Как хороший кожаный чемодан в зале аэропорта, тщательно запертый и ожидающий отправки, только вот место назначения на ярлыке никак не разобрать. Или, если удается подойти поближе и все таки разобрать, оказывается, место это на противоположном краю света и ты о таком никогда и слыхом не слыхала. Поначалу я сочла эту его особенность весьма привлекательной. Что не можешь его до конца прочесть, понять, что, разумеется, означает, что ты с самого начала знаешь – это не может длиться долго, он тут лишь мимоходом. Понимаешь, что он на самом деле в разводе со всем и вся (а не только в буквальном смысле). Без Дома, постоянно – посреди Атлантики или на другом ее берегу, хоть и пытается оставаться англичанином, сохранить акцент и манеру выражать свои мысли по английски, всегда как бы ставя в кавычки попадающиеся в его речи американизмы; да еще этот его поразительный занюханный патриотизм… я порой думала, его отношение к собственной стране сильно отдает рекламой «Посетите Британию!»: как хорошо посидеть с картинными старыми болтунами в деревенском пабе с дубовыми балками под потолком, опрокинуть по кружке эля. Я по подлому издевалась над ним за это, ехидная стервочка образца семидесятых: если он так обожает свою Англию, с чего это он здесь обосновался?

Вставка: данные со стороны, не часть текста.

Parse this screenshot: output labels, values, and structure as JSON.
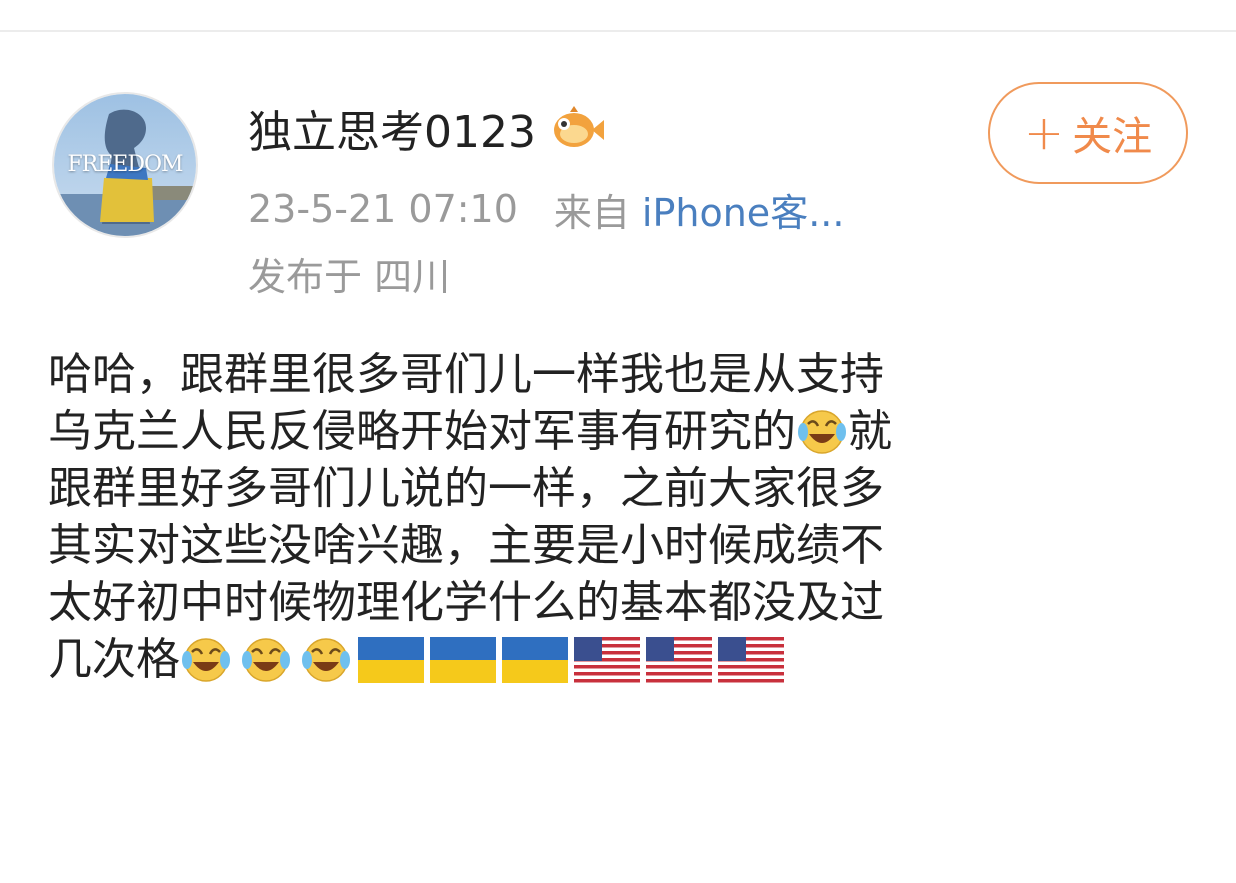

Вот на этом мы так никогда и не сошлись. Я ведь не из деревни (и слава Богу, добавляет она) и никогда ее не любила. Его возмутило, что я с ходу не запрезирала Лос Анджелес. Не захотела немедленно вернуться в эту паршивую пустыню Мохаве.
И еще – Тсанкави. О Господи! Но об этом я сейчас не могу.
Помню один день, в самом начале, то есть это, собственно, была ночь, он впервые заговорил о своем загородном пристанище, там, дома. Все время, пока он его описывал – пейзажи, Девон, природу и животный мир, – рассказывал о своем детстве, мол, именно поэтому Торнкум столько для него значит, я ощущала за всем этим что то другое. На самом то деле ему вовсе не так этот дом нужен, как повод говорить обо всем этом. Он там практически и не живет никогда, это что то вроде хобби, вещичка, которую он приобрел по дороге, отыскивая путь к себе самому, настоящему. О чем он и сам, разумеется, знает; или, пожалуй – поскольку он боится показать, что не хочет видеть собственных парадоксов, как хороший шахматист боится подставить ферзя, – он полагает, что знает. Он сам так сказал, когда мы говорили о «Гражданине Кейне» (он вполне может это поправить, если я что нибудь не так поняла); говорил, какой мастерской уловкой оказался символизм «Розового бутона» и что наихудшим выражением продажности продажных создателей продажного искусства оказалось представление, что чистоту и невинность можно вернуть, купив за деньги. Все равно как пожертвования местному священнику от мафии: словно это могло бы спасти жертвователя, если бы Спаситель действительно существовал и действительно вершил свой суд. Я не могла тогда признаться ему, что не понимаю, каким образом объективное отношение к собственной псевдоферме должно способствовать отпущению его собственных грехов.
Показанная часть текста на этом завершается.